I haven’t been blogging about ACS2 in the past because it was not released and I was kinda busy with other stuff. Needless to say I spent quite some time with ACS2 already (both in customer situations as well as in the classroom and at conferences).
ACS2 rocks! It’s IMHO the most interesting and useful (and most unique) part of the whole Azure offering!
For my talk at VSLive yesterday, I played a little with the Facebook integration. See Steve’s post on the general setup.
One claim that you get back from Facebook is an access token. This token can be used to directly talk to Facebook and query additional properties about the user. Which properties you have access to depends on which authorization your Facebook app requests. You can specify this in the identity provider registration page for Facebook in ACS2. In my example I added access to the home town property of the user.

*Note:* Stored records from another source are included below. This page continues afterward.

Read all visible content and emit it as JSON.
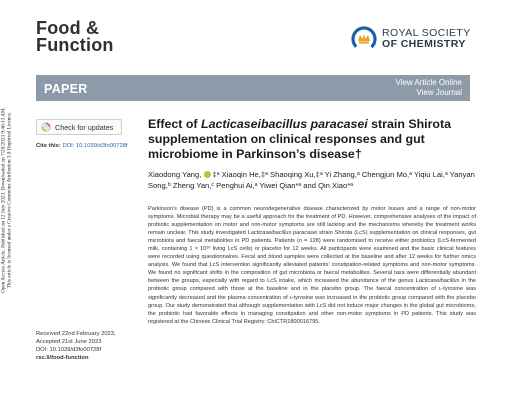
{
  "side_note": {
    "line1": "Open Access Article. Published on 12 July 2023. Downloaded on 7/20/2023 9:46:13 AM.",
    "line2": "This article is licensed under a Creative Commons Attribution 3.0 Unported Licence."
  },
  "journal": {
    "title_line1": "Food &",
    "title_line2": "Function"
  },
  "publisher": {
    "line1": "ROYAL SOCIETY",
    "line2": "OF CHEMISTRY"
  },
  "banner": {
    "label": "PAPER",
    "view_online": "View Article Online",
    "view_journal": "View Journal"
  },
  "updates_button": {
    "label": "Check for updates"
  },
  "cite": {
    "label": "Cite this:",
    "doi": "DOI: 10.1039/d3fo00728f"
  },
  "received": {
    "received": "Received 22nd February 2023,",
    "accepted": "Accepted 21st June 2023",
    "doi": "DOI: 10.1039/d3fo00728f",
    "site": "rsc.li/food-function"
  },
  "article": {
    "title_prefix": "Effect of ",
    "title_species": "Lacticaseibacillus paracasei",
    "title_rest": " strain Shirota supplementation on clinical responses and gut microbiome in Parkinson’s disease†",
    "authors": "Xiaodong Yang, ‡ᵃ Xiaoqin He,‡ᵃ Shaoqing Xu,‡ᵃ Yi Zhang,ᵃ Chengjun Mo,ᵃ Yiqiu Lai,ᵃ Yanyan Song,ᵇ Zheng Yan,ᶜ Penghui Ai,ᵃ Yiwei Qian*ᵃ and Qin Xiao*ᵃ",
    "abstract_1": "Parkinson’s disease (PD) is a common neurodegenerative disease characterized by motor issues and a range of non-motor symptoms. Microbial therapy may be a useful approach for the treatment of PD. However, comprehensive analyses of the impact of probiotic supplementation on motor and non-motor symptoms are still lacking and the mechanisms whereby the treatment works remain unclear. This study investigated ",
    "abstract_species_1": "Lacticaseibacillus paracasei",
    "abstract_2": " strain Shirota (LcS) supplementation on clinical responses, gut microbiota and faecal metabolites in PD patients. Patients (",
    "abstract_n": "n",
    "abstract_3": " = 128) were randomised to receive either probiotics (LcS-fermented milk, containing 1 × 10¹⁰ living LcS cells) or placebo for 12 weeks. All participants were examined and the basic clinical features were recorded using questionnaires. Fecal and blood samples were collected at the baseline and after 12 weeks for further omics analysis. We found that LcS intervention significantly alleviated patients’ constipation-related symptoms and non-motor symptoms. We found no significant shifts in the composition of gut microbiota or faecal metabolites. Several taxa were differentially abundant between the groups, especially with regard to LcS intake, which increased the abundance of the genus ",
    "abstract_genus": "Lacticaseibacillus",
    "abstract_4": " in the probiotic group compared with those at the baseline and in the placebo group. The faecal concentration of ʟ-tyrosine was significantly decreased and the plasma concentration of ʟ-tyrosine was increased in the probiotic group compared with the placebo group. Our study demonstrated that although supplementation with LcS did not induce major changes in the global gut microbiome, the probiotic had favorable effects in managing constipation and other non-motor symptoms in PD patients. This study was registered at the Chinese Clinical Trial Registry: ChiCTR1800016795."
  },
  "colors": {
    "banner_bg": "#8c9aa9",
    "orcid": "#a6ce39",
    "rsc_crown": "#e8a12a",
    "rsc_blue": "#1f5fa8"
  }
}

Once you have the access token from ACS you can use e.g. the Facebook SDK from Codeplex (also available via NuGet) to talk to the Facebook API.
In my sample I used the WIF ClaimsAuthenticationManager to add the additional home town claim. This is not necessarily how you would do it in a “real” app. Depends ;)
The code looks like this (sample code!):
public class ClaimsTransformer : ClaimsAuthenticationManager
{
public override IClaimsPrincipal Authenticate(
string resourceName, IClaimsPrincipal incomingPrincipal)
{
if (!incomingPrincipal.Identity.IsAuthenticated)
{
return base.Authenticate(resourceName, incomingPrincipal);
}
string accessToken;
if (incomingPrincipal.TryGetClaimValue(
"http://www.facebook.com/claims/AccessToken", out accessToken))
{
try
{
var home = GetFacebookHometown(accessToken);
if (!string.IsNullOrWhiteSpace(home))
{
incomingPrincipal.Identities[0].Claims.Add(
new Claim("http://www.facebook.com/claims/HomeTown", home));
}
}
catch { }
}
return incomingPrincipal;
}
private string GetFacebookHometown(string token)
{
var client = new FacebookClient(token);
dynamic parameters = new ExpandoObject();
parameters.fields = “hometown”;
dynamic result = client.Get(“me”, parameters);
return result.hometown.name;
}
}
Hi Dominick. I have tinkered with ACS a bit. Can we hook a custom membership provider through it? If i want to authenticate through it will ACS lets say issue a SAML token against a membership provider table?
No. ACS is not an identity provider. You’d need to federate with an external STS that works on that membership table.